リーマン破綻の内幕
今からほぼ1年前の2009年3月下旬。
テレビ東京報道局のプロデューサーAさんがオフィスに訪ねてきました。
Aさんいわく、
『テレビ東京では「ルビコンの決断」という経済ドキュメンタリー・ドラマを新しく始めます。女優の木村佳乃さんが経済報道番組に初めてレギュラー出演します。シリーズ2回目の放送ではリーマン破綻を扱ったドラマを放映する予定。そこにゲスト出演して頂けませんか』
とのことでした。
私がリーマンに勤めていたのは2003年までで、当時でさえ辞めてから6年も経っていました。
『私よりももっと適任者がいると思います。
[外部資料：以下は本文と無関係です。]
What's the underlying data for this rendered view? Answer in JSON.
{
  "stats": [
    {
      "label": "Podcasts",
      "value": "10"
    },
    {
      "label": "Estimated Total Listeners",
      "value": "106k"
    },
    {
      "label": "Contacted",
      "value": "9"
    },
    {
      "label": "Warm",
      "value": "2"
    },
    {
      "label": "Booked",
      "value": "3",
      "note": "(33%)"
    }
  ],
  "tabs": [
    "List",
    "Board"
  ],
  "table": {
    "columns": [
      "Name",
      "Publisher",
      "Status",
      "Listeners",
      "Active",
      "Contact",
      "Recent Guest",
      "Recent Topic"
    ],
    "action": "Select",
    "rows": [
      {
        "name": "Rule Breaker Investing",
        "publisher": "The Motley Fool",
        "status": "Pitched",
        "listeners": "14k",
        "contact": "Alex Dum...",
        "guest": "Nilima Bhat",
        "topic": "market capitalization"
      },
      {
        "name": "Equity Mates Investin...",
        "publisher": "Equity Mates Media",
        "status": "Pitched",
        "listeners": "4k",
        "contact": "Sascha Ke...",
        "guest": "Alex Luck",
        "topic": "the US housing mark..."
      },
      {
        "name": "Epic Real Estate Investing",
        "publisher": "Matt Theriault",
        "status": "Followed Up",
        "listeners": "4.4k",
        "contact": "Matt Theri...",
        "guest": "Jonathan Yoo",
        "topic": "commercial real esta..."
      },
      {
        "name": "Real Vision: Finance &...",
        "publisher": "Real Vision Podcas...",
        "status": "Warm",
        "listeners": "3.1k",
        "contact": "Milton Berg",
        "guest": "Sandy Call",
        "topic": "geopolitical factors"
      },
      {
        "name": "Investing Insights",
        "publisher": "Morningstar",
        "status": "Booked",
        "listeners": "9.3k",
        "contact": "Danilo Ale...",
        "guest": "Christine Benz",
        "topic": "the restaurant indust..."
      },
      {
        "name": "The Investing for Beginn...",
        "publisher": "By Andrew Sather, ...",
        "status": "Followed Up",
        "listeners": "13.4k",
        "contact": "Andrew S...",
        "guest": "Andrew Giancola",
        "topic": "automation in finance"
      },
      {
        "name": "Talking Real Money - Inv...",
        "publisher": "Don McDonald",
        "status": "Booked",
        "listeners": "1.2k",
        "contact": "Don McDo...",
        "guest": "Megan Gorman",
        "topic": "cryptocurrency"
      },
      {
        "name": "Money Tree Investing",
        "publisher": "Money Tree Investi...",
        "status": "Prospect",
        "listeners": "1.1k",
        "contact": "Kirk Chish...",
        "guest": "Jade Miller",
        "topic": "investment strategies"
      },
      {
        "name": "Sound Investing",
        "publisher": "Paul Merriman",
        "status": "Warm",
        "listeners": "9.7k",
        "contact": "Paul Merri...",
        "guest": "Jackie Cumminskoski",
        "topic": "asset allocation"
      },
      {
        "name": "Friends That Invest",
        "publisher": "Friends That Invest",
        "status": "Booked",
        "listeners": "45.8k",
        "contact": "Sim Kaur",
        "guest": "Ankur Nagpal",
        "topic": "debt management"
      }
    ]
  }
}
例えば日本法人の社長だった桂木さんにお願いしてみたらどうですか』
『実は岩崎さんにお願いに来る前に桂木さんに出演の依頼をしました。しかし桂木さんには「日本法人の民事再生手続きがまだ全て完了したわけではない」、ということで断られました』
『私がお断りしたらどうするのですか』
『かつてリーマンに在籍していたBさんにお願いするつもりです』
Bさんが出演するとなると番組は偏ったものになるかもしれない・・・。それでなくても当時のマスコミでは、「世界を潰したのは強欲な投資銀行だ」とか「リーマンは二流だから最近特に焦って危ないビジネスを手がけて失敗した」といった、ある一面だけを強調した、表面的で単純な論調が盛んでした。
『経済報道番組としてフェアに報道して頂けるのであれば出演します。ドラマの脚本を事前に見せて頂き、もし間違ったところがあれば指摘させて頂きますので直してください』
『分りました。桂木さんにも脚本に目を通してもらうつもりです』
* * * *
こうして出来上がった「ルビコンの決断」(リーマン破たん 最後の50時間)は、当時放映されたNHKスペシャルなどの類似番組に比べて、内容的にフェアで偏りのないものであったと思います(NHKスペシャルが相当お粗末だったことは『こちら』に書きました)。
ただ番組で私が語ることが出来たのは投資銀行全般についてであり、破綻時のリーマンの内幕については伝聞をベースとしたものしかお話できませんでした。
私ではなくて桂木さんがゲスト出演出来ていれば、間違いなく、もっと興味深い番組に仕上がっていたはずです。
* * * *
さてその桂木さんがリーマン破綻の内幕を綴った本を出版しました。
当時の経営幹部であったからこそ語れる、そして(恐らくは)今だからこそ語れる、数々の秘話・エピソードが綴られています。
本書は第1章から第8章まで、8つの章で構成されていますが、特に前半部分(第1章から第4章まで)は、非常に読み応えがありました。
実は桂木さんと私とは興銀同期入社。高校時代ともにAFSで留学し(桂木氏は第17期、私は18期)、興銀入社後1年3ヶ月で米国の大学院に留学したのも同じ。
ただ興銀を辞めて外資に転出したのは彼の方が私よりもちょうど10年早く、1988年。(この時、私はまだ興銀の審査部にいました)。
* * * *
リーマンの破綻は世界中の人々の生活に深い傷跡を残しました。
『バーナンキ議長とポールソン財務長官の仕事ぶりに成績をつけるとしたら、バーナンキは A。 間違いなく A (“Solid A”) だ。
一方、ポールソンには、B か B- しか与えられない。なぜなら彼はリーマン破綻に伴うコラテラル・ダメージ(付随する損害)を誤算したからだ』(拙著『リーマン恐慌』5頁)
リーマン破綻を振り返る時、このように語ったスタンフォード大学ウルフソン教授の言葉が改めて思い出されます。